Wildly imaginative and nail-bitingly suspensful in parts, the story is centered around Lyra and her daemon, Pantalaimon.
We learn that in Lyra's world, almost everyone has a daemon- not demon- who sort of acts as the person's soul, and can change its form into different animals.
Lyra is a willful, fearless tween-ager who lives at Jordan College in Oxford. Her impertinent behavior early in the book sets her on a course of adventure in which she meets powerful, armored polar bears, witches and other exciting characters.
It becomes apparent that Lyra, either by birth or by happenstance, is charged with many a heroic responsibility as she embarks on a journey to save her friend from the Gobblers and to free her imprisoned father. She uses help from a band of Gypsies combined with her own raw wit, guile and a magical device previously given to her by the college's Master to accomplish her destiny.
There has been quite a stir on the Internet and in Christian communities about this trilogy. Some Christians believe this is Pullman's way of attempting to kill the belief in God among children. It is said that The Golden Compass is the "tamest" of the three books.
With the movie based on this book set to be in theaters on Dec. 7, some Christians have voiced concerns that parents will take their children to see this movie, then children will want to read the books. They fear reading The Golden Compass will lure children into reading the other two books, The Subtle Knife and The Amber Spyglass, which are said to be less subtle in their denouncement of God.
I am a Christian, and I loved reading The Golden Compass. I found it to be exciting, well-written and incredibly entertaining. It made me anxious to see the movie, even though I almost never like movies based on books as much as I like books themselves.
Because I was aware of the controversy going into it, I found myself constantly trying to read more into the story than perhaps was there. The whole daemon thing through me for a loop early on, but as best I can tell, there is nothing "evil" about these daemons.
The whole story involves underlying themes of a sort of battle between church and science, and Chapter 21 mentions Genesis Chapter 3, where Eve is speaking to the serpant about eating from the tree in the middle of the garden. The author puts an interesting spin on it by quoting the Bible as saying that the serpant told Eve if she ate of that tree, her eyes would be opened and "your daemons shall assume their true forms, and ye shall be as gods, knowing good and evil."
I view my Bible as I view my Coca-Cola. I don't want anyone screwing around with its ingredients. No vanilla or cherry Coke for me, just the Classic stuff, thank you. I don't like reading where anyone is changing wording in the Bible, even if it is fiction.

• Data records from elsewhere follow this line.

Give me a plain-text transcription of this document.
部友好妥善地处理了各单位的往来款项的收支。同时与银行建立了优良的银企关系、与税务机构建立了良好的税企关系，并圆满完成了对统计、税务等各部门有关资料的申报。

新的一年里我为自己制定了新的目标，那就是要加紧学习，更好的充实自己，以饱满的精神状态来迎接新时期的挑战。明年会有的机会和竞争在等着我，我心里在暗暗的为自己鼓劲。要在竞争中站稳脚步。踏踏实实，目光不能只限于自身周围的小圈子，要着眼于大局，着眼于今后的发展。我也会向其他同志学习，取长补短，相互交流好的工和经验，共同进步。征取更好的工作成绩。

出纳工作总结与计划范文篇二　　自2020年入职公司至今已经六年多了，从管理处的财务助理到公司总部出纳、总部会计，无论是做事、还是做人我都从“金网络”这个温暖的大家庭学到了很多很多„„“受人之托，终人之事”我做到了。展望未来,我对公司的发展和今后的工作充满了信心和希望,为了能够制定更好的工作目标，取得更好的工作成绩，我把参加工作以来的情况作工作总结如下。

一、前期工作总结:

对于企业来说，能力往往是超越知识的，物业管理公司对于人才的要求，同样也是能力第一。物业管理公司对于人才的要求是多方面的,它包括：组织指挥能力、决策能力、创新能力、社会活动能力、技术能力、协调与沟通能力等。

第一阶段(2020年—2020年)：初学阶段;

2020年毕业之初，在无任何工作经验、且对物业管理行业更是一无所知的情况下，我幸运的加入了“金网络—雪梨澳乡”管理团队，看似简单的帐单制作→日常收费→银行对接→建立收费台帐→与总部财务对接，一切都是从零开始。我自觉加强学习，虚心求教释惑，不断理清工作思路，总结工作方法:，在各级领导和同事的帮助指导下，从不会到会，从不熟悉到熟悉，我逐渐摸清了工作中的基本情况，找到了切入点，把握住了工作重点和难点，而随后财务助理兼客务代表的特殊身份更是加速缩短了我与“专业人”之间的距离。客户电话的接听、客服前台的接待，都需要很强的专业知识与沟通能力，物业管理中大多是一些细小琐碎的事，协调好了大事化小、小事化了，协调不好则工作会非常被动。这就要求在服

But with that said, I believe a fiction book can convince children not to believe in God about as much as I believe that children get violent tendencies from watching Yosemite Sam and Roadrunner/Coyote cartoons. Children know when they're reading a story and when they're reading something based on the truth. This book clearly is fantasy.
Nevertheless, I'm looking forward to finishing the last two books to see if my views change.